Within a loop, a continue statement causes the rest of the current iteration of the loop to end, and execution resumes from the next iteration.

It seems the code is doing some kind of decompression/decoding on the incoming data, and it can operate in either two modes:

  • 'XOR' mode, where characters from the input are XOR-ed with 0x33 before being appended to the output,
  • 'Decompression' mode, where characters are read from cryptoArray, which is assumed to contain 16 regularly-appearing characters. The top four and bottom four bits of each byte is an index into cryptoArray corresponding to the character to output.

The decoding proceeds first by reading a byte that tells it which mode to use and how many bytes to read in that mode. The top bit of this byte is clear to use XOR mode and set to use decompression mode, and the remaining seven bits give the number of bytes to read in that mode. The special character \xff indicates that a linebreak should be output instead.

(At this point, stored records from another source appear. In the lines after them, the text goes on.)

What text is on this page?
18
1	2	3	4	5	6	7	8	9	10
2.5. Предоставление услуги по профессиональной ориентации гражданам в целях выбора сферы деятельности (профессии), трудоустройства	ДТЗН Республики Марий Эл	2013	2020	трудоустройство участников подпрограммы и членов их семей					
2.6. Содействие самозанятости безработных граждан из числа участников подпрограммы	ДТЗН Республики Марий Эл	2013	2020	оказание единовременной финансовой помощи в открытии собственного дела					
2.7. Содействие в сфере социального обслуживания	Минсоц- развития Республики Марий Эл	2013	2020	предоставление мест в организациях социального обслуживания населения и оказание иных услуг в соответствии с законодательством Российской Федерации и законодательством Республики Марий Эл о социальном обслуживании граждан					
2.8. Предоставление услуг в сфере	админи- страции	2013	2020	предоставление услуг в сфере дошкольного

Your source data starts with \n\x10\x13rPG\x13wRGR, and this says to read 10 bytes in XOR mode (\n is character 10). XORing the 10 bytes \x10\x13rPG\x13wRGR with 0x33 gives you the text # Act Data.

Later on in your data, there is the sequence \x89\x15\x15\x15\x15@. This says to read 9 characters in decompression mode, at indexes 1, 5, 1, 5, 1, 5, 1, 5 and 4 in cryptoArray. (@ is character \x40.) This corresponds to 1 1 1 10 from your output, so from this we can deduce that the characters at indexes 1, 5 and 4 in cryptoArray are space, 1 and 0 respectively.

You didn't specify the contents of cryptoArray in your question, but the following seemed to produce the correct output for me:

#                          0123456789abcdef
cryptoArray = QByteArray(b'X XX0123456789XX')

The Xs signify bytes that weren't used in this particular conversion, so I can't say what they are in your code.

So why did your code generate incorrect output? The missing continue statement is in the handling for the \xff byte, which indicates to output a linebreak. Without a continue statement, the code would output a linebreak and then incorrectly attempt to decode 127 characters from the next 64 bytes of your data in decompression mode.

Anyway, your function dat_file_decryptor returns a QByteArray. I assigned it to a variable result, and I could get the desired output from your source data by running the following line:

print(bytes(result).decode("ascii").replace("\r", "\n"))

Disclaimer: I haven't tested this in PySide, only PyQt5. I don't know if that makes a difference.